### PhD Program Description

The degree of Doctor of Philosophy is a research degree, conferred in recognition of marked ability and scholarship and high scholastic attainment and original research in Statistics and Biostatistics. The degree is conferred after successful completion of an acceptable thesis summarizing substantial results of original research work relevant to Statistics and/or Biostatistics. Thesis work will be carried on with the general guidance and under the supervision of the candidate's Thesis Advisor.

Areas of specialization for research include any topic suitable for research in applied or theoretical statistics, including statistical inference, estimation theory, hypothesis testing, decision theory, empirical Bayes and Bayes methods, regression analysis, analysis of variance, statistical computing, experimental design, multivariate analysis, nonparametric statistics, sequential analysis, quality control theory, time series analysis, applied probability, stochastic processes, and probability theory.

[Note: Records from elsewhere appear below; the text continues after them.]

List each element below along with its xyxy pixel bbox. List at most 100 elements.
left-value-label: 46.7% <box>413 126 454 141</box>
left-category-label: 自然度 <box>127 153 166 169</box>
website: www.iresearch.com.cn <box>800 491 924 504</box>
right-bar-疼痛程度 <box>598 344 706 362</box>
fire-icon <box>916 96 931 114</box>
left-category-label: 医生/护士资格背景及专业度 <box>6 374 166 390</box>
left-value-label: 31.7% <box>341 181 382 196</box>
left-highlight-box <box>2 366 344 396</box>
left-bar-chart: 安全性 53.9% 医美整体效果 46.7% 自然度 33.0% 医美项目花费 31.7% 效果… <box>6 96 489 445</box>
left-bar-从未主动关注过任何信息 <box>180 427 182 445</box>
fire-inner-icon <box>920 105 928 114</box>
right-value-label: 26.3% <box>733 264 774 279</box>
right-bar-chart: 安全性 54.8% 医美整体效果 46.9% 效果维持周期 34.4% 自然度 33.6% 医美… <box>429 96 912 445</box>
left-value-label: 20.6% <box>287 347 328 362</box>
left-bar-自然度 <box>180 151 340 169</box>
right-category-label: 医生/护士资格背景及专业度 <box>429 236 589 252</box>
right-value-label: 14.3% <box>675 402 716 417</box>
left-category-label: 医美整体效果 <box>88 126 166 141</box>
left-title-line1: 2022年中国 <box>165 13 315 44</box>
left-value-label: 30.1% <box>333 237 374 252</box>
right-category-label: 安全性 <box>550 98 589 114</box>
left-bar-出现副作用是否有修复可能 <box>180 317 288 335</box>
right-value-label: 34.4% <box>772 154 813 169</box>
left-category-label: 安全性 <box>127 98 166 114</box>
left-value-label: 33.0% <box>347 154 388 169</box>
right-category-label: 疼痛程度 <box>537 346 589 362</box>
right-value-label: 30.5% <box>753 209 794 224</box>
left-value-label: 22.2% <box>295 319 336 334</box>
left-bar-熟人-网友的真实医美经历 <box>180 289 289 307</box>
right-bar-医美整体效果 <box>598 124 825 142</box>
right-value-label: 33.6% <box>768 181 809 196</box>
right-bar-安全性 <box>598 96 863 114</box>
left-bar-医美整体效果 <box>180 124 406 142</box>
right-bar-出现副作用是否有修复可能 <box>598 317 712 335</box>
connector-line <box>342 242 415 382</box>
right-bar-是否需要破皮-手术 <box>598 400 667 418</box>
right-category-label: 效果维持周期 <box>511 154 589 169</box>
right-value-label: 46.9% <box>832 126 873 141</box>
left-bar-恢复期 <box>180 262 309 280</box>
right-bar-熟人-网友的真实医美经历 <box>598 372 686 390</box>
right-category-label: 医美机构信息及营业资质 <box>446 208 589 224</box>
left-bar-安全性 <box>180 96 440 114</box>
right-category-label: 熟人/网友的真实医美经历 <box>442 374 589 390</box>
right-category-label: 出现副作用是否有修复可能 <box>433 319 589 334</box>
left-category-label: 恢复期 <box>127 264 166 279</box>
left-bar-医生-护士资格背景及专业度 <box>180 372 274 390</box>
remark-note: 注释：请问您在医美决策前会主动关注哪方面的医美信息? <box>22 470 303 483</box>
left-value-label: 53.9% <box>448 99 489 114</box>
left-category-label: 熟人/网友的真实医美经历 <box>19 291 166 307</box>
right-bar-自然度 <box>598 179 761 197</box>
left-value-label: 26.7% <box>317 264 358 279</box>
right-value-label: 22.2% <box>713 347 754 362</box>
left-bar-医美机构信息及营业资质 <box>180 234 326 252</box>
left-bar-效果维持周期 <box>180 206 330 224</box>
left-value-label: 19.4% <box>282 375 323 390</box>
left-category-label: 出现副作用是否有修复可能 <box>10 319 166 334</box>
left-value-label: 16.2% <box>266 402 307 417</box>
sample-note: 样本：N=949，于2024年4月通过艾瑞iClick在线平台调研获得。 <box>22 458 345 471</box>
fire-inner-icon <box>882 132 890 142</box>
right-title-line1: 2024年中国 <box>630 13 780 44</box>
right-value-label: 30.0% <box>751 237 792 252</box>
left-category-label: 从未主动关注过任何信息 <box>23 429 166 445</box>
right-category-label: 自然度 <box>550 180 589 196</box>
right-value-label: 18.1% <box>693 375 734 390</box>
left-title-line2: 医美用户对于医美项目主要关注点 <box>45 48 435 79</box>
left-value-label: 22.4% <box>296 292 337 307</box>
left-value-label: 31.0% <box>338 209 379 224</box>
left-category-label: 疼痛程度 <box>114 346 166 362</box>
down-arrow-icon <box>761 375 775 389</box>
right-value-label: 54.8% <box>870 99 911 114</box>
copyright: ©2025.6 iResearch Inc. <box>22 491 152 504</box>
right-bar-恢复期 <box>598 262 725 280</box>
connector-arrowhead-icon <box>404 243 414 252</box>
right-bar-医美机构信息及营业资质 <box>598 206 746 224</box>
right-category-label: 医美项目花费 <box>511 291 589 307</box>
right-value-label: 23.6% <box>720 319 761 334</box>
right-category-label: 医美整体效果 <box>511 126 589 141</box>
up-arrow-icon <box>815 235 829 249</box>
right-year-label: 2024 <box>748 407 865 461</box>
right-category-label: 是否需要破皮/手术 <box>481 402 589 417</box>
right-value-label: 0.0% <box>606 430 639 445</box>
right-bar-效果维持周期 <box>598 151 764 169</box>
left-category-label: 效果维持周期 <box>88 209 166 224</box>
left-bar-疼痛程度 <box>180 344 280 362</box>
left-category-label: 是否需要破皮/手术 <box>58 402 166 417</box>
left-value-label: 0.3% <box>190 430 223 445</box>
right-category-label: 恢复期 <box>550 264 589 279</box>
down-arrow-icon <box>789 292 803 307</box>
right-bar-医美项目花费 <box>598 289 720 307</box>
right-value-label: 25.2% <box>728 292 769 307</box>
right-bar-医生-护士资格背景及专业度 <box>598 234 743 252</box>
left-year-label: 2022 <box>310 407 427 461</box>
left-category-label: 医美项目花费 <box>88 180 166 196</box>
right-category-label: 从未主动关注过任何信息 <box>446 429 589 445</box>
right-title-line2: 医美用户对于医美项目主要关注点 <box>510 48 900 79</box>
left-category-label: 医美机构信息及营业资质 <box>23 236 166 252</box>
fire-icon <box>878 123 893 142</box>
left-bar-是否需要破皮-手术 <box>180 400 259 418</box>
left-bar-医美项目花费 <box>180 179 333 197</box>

#### Formal Credit Requirements

Ph.D. candidates must ordinarily have at least 72 semester-hours of approved graduate credits. This will generally consist of 48 hours of course credits and the remainder of the 24 hours as research credits. Ph.D. students are urged to spend at least one full academic year in residence on campus, although there is no formal residency requirement.

#### Language Requirement

All Ph.D. candidates are required to demonstrate an acceptable proficiency in one foreign language relevant to their field. The student may choose from among the following: French, German, Japanese, Russian, Spanish, or Computer Language. The candidate should seek advice as to what language to study to help them in their research.

#### Transfer of Credits

Up to 30 credits of such acceptable credits may be permitted to be applied for the Ph.D. degree. This is subject to individual consideration.

#### A Guide for Courses and Electives for Ph.D. in Applied and Mathematical Statistics

**Required Courses:**

587 Interpretation of Data II

592 Theory of Probability

593 Theory of Statistics

652-653 Advanced Theory of Statistics I and II

663 Regression Theory

680-681 Advanced Probability Theory I and II (or two other 600-level courses approved by the Graduate Director)

Two additional 600 level courses in Statistics

693 Current Topics in Statistics, 3 semesters

**Electives:**

540-541 Quality Control I and II

542 Life Data Analysis

545 Statistical Practice

553 Categorical Data Analysis

554 Applied Stochastic Processes

555-655 Nonparametric Statistics & Advanced Nonparametric Statistics

563 Regression Analysis

565 Applied Time Series Analysis

567 Applied Multivariate Analysis

575 Acceptance Sampling Theory

576 Survey Sampling

584-585 Biostatistics I and II

586 Interpretation of Data I

588 Data Mining

590-591 Design of Experiments & Advanced Design of Experiments

595 Intermediate Probability

654 Stochastic Processes

664 Advanced Topics in Regression and Analysis of Variance

667 Multivariate Analysis

687-688 Seminar in Applied and Mathematical Statistics

689 Sequential Methods

690-691 Special Topics (topics on rotating basis): Large Sample Theory, Time Series

Bayesian Statistics, Robustness, Sequential Analysis.

#### Examination Requirement

A precondition to being formally admitted as a Ph.D. candidate is that the student pass the Ph.D. Examinations, the purpose of which is to determine the breadth of the student's mastery of their major and minor fields. The first of these exams is a comprehensive written qualifying exam on all first-year course material. The qualifying exam is taken before the second-year. Progress toward the Ph.D. is monitored throughout the second and third years, culminating in an oral examination (taken no later than the first semester of the fourth year).